Art - War
Pablo Picasso, Guernica (1937)
An iconic anti-war painting inspired by the bombing of the Spanish town of Guernica during the
Spanish Civil War
Particularly poignant is the grieving mother with her dead baby (on
the extreme left underneath the bull).
John Singer Sargent, Gassed (1919)
British soldiers blinded by mustard gas in World War One.
Goya, The Third of May (1808)
Spanish resistance to Napoleon’s army in 1808
This inspired another great anti-war painting, Picasso’s Guernica (see above).
William Orpen, Dead Germans in a Trench (1918)
The death and destruction of the German trenches in World War One contrast with the beauty and calm of the blue
sky.
Otto Dix, The Self-Portrait as a Soldier (1914)
The German painter is turned into an inhumane, remorseless killer by the First World War.
John Steuart Curry, Parade to War (1938)
The skeletal faces of the American soldiers leaving for the First World War show that their triumphant parade
will end in death.
Dmitri Shmarinov, Going Home (c 1942)
A Russian mother and her children returning to their home destroyed by the Nazis.

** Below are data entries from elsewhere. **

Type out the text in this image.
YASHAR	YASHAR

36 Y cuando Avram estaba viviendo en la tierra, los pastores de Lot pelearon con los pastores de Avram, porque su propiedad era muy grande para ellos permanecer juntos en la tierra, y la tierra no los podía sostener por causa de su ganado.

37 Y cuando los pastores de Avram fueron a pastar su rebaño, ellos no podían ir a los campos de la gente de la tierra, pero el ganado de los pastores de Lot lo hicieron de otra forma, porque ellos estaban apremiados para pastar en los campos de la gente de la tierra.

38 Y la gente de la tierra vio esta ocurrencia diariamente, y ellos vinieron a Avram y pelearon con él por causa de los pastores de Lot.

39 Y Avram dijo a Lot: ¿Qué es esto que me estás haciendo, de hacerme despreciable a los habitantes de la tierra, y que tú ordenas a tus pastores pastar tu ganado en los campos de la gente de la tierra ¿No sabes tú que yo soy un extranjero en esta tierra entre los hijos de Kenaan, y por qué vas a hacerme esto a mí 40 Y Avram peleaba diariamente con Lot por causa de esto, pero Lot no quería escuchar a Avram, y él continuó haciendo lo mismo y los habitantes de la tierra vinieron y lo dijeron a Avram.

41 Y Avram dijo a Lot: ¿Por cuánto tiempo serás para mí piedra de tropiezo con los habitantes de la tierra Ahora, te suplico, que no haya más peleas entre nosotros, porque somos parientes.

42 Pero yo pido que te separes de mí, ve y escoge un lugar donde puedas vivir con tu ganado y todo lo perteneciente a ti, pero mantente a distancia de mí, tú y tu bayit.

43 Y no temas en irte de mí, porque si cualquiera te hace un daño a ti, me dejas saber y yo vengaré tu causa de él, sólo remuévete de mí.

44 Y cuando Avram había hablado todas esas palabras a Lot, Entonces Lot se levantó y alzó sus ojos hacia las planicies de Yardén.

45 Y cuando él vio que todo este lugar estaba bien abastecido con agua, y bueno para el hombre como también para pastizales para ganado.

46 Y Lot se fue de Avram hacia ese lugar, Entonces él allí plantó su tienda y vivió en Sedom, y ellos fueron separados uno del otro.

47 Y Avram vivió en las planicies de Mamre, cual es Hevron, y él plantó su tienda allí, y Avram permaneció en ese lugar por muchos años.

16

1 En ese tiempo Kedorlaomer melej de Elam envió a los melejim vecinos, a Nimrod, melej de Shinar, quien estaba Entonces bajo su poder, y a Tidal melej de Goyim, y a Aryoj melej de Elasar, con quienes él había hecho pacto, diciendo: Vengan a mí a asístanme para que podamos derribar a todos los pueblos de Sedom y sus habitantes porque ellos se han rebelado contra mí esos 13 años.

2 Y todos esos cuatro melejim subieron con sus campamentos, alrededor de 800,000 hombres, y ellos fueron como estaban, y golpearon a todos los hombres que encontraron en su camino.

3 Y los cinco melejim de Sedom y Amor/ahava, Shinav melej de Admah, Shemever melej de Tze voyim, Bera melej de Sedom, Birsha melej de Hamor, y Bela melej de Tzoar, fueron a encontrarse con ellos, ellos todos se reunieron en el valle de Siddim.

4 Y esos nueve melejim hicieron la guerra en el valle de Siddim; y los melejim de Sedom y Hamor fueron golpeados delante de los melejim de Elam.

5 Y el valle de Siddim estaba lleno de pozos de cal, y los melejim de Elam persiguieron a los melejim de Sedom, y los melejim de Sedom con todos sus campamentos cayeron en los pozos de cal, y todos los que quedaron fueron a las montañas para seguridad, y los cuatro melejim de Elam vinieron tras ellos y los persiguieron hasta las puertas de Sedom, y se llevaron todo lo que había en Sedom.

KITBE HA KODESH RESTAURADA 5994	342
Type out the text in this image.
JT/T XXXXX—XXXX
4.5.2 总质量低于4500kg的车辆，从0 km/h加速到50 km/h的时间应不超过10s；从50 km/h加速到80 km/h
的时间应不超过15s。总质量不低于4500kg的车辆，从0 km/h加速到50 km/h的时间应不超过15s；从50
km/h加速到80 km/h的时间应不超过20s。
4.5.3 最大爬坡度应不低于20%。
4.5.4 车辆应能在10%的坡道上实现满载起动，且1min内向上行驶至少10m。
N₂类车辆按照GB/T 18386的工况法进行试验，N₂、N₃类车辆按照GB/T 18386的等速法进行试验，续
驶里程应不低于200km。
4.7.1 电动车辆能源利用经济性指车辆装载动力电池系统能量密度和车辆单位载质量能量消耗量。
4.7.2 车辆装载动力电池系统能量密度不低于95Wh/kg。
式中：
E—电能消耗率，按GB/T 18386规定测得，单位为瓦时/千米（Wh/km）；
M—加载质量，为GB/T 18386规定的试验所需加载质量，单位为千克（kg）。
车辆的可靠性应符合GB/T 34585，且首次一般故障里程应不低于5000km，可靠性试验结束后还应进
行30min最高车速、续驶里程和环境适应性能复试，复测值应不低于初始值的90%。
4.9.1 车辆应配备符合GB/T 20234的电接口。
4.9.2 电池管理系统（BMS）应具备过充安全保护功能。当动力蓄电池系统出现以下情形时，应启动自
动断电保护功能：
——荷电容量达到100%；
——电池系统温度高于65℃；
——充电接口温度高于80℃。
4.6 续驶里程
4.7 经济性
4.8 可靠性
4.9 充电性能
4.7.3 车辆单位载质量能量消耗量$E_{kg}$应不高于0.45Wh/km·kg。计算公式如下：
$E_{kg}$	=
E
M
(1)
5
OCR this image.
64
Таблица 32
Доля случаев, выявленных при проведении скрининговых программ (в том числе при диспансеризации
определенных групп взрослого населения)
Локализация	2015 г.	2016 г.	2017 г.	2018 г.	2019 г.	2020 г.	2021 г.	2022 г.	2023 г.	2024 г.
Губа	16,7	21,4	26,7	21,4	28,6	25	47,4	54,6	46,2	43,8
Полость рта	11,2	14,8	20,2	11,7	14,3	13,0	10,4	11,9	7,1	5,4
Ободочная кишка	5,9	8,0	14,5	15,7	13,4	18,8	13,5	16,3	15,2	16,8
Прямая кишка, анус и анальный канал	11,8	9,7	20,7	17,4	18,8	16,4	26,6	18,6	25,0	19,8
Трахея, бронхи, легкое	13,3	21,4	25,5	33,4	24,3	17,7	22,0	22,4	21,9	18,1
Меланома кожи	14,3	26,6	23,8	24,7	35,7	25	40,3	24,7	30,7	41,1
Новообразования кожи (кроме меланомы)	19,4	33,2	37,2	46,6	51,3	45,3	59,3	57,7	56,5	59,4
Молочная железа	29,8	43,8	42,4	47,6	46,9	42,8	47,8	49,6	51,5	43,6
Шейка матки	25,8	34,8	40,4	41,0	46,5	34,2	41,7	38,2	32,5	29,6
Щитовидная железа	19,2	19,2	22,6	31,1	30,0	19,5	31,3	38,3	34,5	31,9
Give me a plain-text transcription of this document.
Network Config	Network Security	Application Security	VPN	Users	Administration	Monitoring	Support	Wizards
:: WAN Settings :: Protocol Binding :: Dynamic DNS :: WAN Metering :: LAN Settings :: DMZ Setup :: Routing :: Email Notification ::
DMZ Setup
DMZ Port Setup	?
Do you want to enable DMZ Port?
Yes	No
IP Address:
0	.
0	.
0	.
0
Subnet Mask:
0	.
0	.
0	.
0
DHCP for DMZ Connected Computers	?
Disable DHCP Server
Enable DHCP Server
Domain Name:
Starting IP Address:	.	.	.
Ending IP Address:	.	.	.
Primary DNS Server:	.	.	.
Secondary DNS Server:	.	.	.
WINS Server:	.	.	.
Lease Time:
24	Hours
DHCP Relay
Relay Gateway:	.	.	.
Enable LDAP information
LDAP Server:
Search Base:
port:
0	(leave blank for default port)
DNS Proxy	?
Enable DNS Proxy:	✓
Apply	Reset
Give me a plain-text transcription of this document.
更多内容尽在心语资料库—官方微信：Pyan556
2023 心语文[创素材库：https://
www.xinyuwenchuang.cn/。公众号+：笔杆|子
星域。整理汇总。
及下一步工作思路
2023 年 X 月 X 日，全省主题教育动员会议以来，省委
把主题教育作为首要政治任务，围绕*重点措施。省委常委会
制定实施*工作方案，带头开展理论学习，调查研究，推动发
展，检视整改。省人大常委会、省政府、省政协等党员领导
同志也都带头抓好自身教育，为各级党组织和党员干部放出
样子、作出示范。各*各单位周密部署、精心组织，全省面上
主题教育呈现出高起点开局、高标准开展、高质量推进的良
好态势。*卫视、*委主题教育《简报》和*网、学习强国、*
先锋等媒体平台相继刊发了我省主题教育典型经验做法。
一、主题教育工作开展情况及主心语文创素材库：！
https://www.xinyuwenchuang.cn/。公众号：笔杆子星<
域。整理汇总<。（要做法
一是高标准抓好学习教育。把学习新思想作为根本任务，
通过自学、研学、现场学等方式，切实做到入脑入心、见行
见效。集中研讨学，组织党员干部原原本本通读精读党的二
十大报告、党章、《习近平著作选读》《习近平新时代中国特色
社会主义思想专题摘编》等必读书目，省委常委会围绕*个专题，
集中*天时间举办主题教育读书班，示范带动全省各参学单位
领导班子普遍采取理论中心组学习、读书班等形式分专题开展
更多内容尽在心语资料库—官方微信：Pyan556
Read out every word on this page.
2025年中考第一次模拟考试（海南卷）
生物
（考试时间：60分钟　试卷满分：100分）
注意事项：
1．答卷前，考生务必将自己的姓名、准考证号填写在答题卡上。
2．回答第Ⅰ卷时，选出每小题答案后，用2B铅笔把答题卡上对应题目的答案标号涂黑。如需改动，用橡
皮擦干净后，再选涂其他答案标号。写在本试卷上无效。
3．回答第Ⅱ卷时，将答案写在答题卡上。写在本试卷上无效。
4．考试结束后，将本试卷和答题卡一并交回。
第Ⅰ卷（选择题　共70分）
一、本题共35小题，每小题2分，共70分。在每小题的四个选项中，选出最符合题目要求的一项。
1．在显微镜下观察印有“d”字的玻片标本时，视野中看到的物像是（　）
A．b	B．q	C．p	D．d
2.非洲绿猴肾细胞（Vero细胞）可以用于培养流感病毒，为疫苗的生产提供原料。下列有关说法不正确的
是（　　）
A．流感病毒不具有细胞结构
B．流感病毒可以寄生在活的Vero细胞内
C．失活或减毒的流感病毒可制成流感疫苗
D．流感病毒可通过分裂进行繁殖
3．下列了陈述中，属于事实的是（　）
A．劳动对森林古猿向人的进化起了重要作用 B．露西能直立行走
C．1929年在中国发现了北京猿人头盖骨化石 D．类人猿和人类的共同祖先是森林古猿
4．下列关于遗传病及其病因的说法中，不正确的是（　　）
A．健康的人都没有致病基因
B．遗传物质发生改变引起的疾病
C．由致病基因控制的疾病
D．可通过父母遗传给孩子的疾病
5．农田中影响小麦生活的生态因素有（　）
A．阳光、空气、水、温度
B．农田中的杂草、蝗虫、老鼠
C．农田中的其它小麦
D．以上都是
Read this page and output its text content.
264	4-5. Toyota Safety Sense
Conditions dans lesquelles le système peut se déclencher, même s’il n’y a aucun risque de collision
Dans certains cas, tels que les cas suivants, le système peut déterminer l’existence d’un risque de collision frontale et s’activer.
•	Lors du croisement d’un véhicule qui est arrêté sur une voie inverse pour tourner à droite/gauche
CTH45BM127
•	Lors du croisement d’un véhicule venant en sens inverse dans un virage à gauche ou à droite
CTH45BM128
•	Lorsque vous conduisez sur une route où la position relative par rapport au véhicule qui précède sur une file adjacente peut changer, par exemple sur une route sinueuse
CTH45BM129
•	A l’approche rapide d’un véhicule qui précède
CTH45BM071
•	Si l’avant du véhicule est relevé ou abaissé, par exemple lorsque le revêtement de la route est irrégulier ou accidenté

Henry Moore, The Liverpool Street Extension (1941)
One of a series of paintings by Moore of Londoners sheltering from the Blitz in the Underground (or subway)
People look like corpses which reflects how close they were to death.
(Reproduced by kind permission of the Henry Moore Foundation)
Timothy O’Sullivan, A Harvest of Death (1863)
A famous photograph showing the deadly aftermath of the Battle of Gettysburg.